Спустя малое время, окончив десятилетку, я стал работать литсотрудником районной газеты. И получил задание написать о Героях Советского Союза. Их у нас в районе было четверо. Но один уже сидел в тюрьме за то, что надел свои ордена и медали на собаку, а сам стрелял из охотничьего ружья в портрет отца народов. Второй, инвалид, ездивший на трехколесной трещащей инвалидной самоходке, был куда-то увезен, говорили, что в интернат для ветеранов. На самом же деле инвалидов просто убирали с глаз долой, была такая политика, чтоб поскорее забыть войну, чтоб ничего о ней не напоминало.

Уже и холодная война заканчивалась, уже Хрущев съездил в Америку, постучал ботинком по трибуне ООН, уже велел везде сеять кукурузу, уже подарил Крым своей бывшей вотчине, – тут и фронтовиков решили вспомнить. И мне – не все же кукурузу воспевать – выпала честь написать очерк для нашей четырехполоски «Социалистическая деревня».

Редактор узнал, кто из двух оставшихся Героев передовик мирного труда, и выписал командировку. Мы не ездили в командировку, а ходили. Так и говорили: пошел в командировку.

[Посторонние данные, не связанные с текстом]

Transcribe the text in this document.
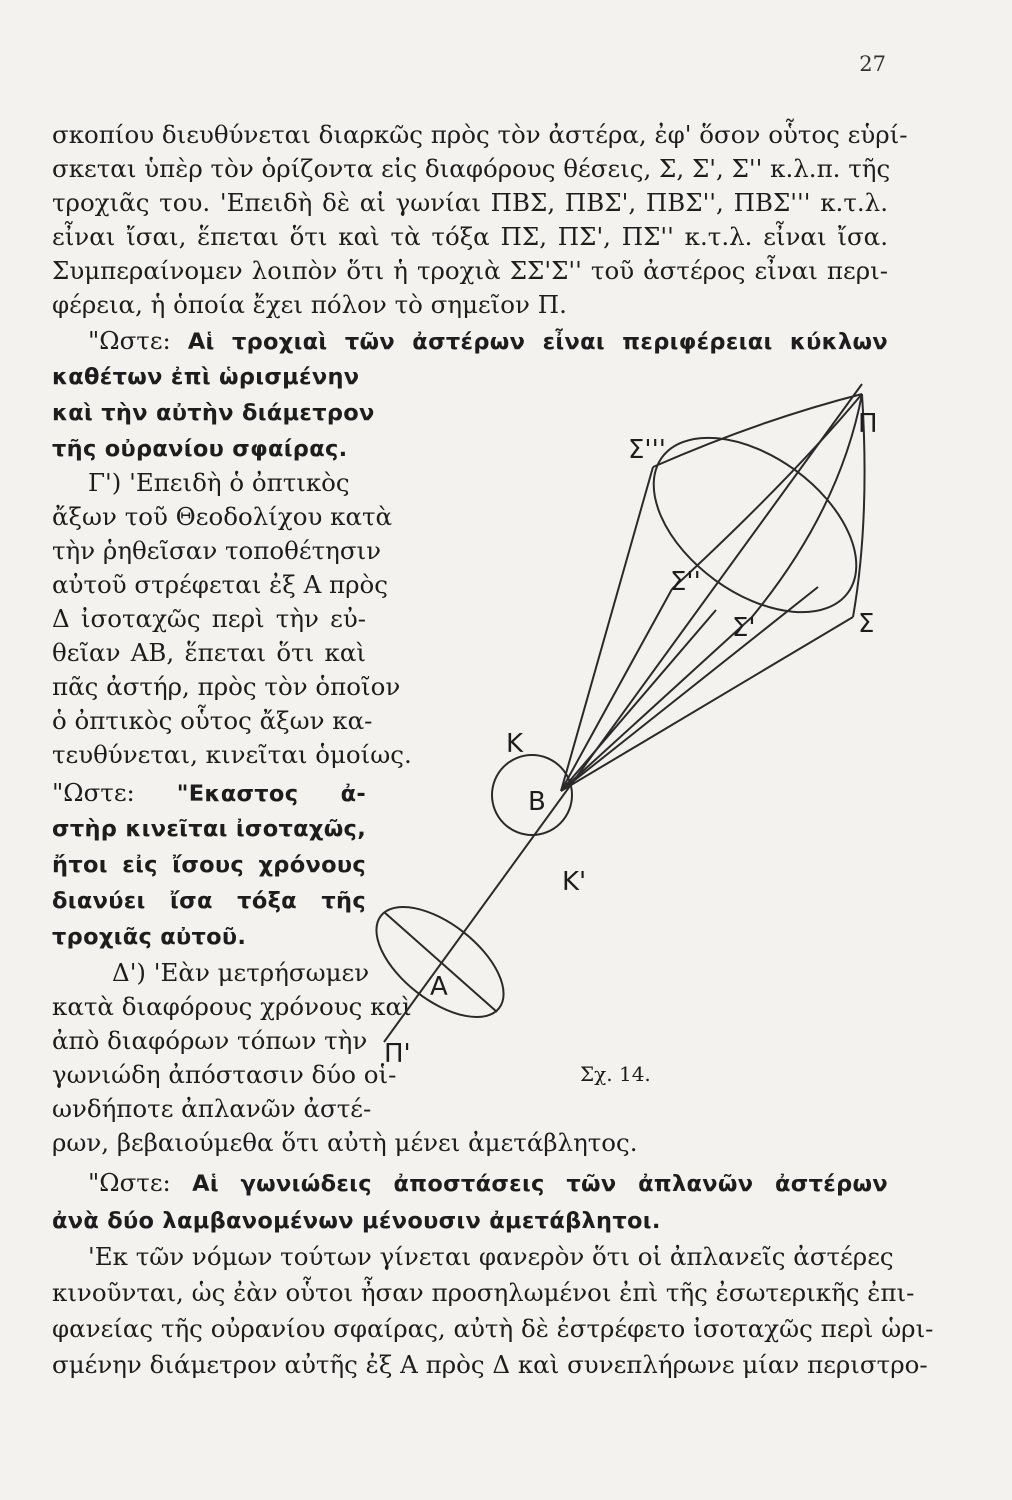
27
σκοπίου διευθύνεται διαρκῶς πρὸς τὸν ἀστέρα, ἐφ' ὅσον οὗτος εὑρί-
σκεται ὑπὲρ τὸν ὁρίζοντα εἰς διαφόρους θέσεις, Σ, Σ', Σ'' κ.λ.π. τῆς
τροχιᾶς του. 'Επειδὴ δὲ αἱ γωνίαι ΠΒΣ, ΠΒΣ', ΠΒΣ'', ΠΒΣ''' κ.τ.λ.
εἶναι ἴσαι, ἕπεται ὅτι καὶ τὰ τόξα ΠΣ, ΠΣ', ΠΣ'' κ.τ.λ. εἶναι ἴσα.
Συμπεραίνομεν λοιπὸν ὅτι ἡ τροχιὰ ΣΣ'Σ'' τοῦ ἀστέρος εἶναι περι-
φέρεια, ἡ ὁποία ἔχει πόλον τὸ σημεῖον Π.
"Ωστε: Αἱ τροχιαὶ τῶν ἀστέρων εἶναι περιφέρειαι κύκλων
καθέτων ἐπὶ ὡρισμένην
καὶ τὴν αὐτὴν διάμετρον
τῆς οὐρανίου σφαίρας.
Γ') 'Επειδὴ ὁ ὀπτικὸς
ἄξων τοῦ Θεοδολίχου κατὰ
τὴν ῥηθεῖσαν τοποθέτησιν
αὐτοῦ στρέφεται ἐξ Α πρὸς
Δ ἰσοταχῶς περὶ τὴν εὐ-
θεῖαν ΑΒ, ἕπεται ὅτι καὶ
πᾶς ἀστήρ, πρὸς τὸν ὁποῖον
ὁ ὀπτικὸς οὗτος ἄξων κα-
τευθύνεται, κινεῖται ὁμοίως.
"Ωστε: "Εκαστος ἀ-
στὴρ κινεῖται ἰσοταχῶς,
ἤτοι εἰς ἴσους χρόνους
διανύει ἴσα τόξα τῆς
τροχιᾶς αὐτοῦ.
Δ') 'Εὰν μετρήσωμεν
κατὰ διαφόρους χρόνους καὶ
ἀπὸ διαφόρων τόπων τὴν
γωνιώδη ἀπόστασιν δύο οἱ-
ωνδήποτε ἀπλανῶν ἀστέ-
ρων, βεβαιούμεθα ὅτι αὐτὴ μένει ἀμετάβλητος.
"Ωστε: Αἱ γωνιώδεις ἀποστάσεις τῶν ἀπλανῶν ἀστέρων
ἀνὰ δύο λαμβανομένων μένουσιν ἀμετάβλητοι.
'Εκ τῶν νόμων τούτων γίνεται φανερὸν ὅτι οἱ ἀπλανεῖς ἀστέρες
κινοῦνται, ὡς ἐὰν οὗτοι ἦσαν προσηλωμένοι ἐπὶ τῆς ἐσωτερικῆς ἐπι-
φανείας τῆς οὐρανίου σφαίρας, αὐτὴ δὲ ἐστρέφετο ἰσοταχῶς περὶ ὡρι-
σμένην διάμετρον αὐτῆς ἐξ Α πρὸς Δ καὶ συνεπλήρωνε μίαν περιστρο-
Π
Σ'''
Σ''
Σ'	Σ
Κ
Β
Κ'
Α
Π'
Σχ. 14.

На юг района – сорок километров, на запад и восток – по тридцать, на север – шестьдесят. Все эти километ­ры я исшагал и по жаре, и по морозу, и в дождь, и в метель. И какое же это было счастье, это только сейчас доходит до сознания. Как мела через дорогу узорная поземка, как на­пряженно и все-таки успокаивающе гудели столбы, как далеко по опушке леса пролетало рыжее пламя лисы, как проносился, ломая наст, тяжелый лось, а весной далеко и про­сторно разливалась река, и попадали в заречную часть только на катерах сплавконторы. А летние вечера, белые от черемухи улицы деревень, а девичий смех, от которого туманилась голова и ощутимо билось сердце, что говорить!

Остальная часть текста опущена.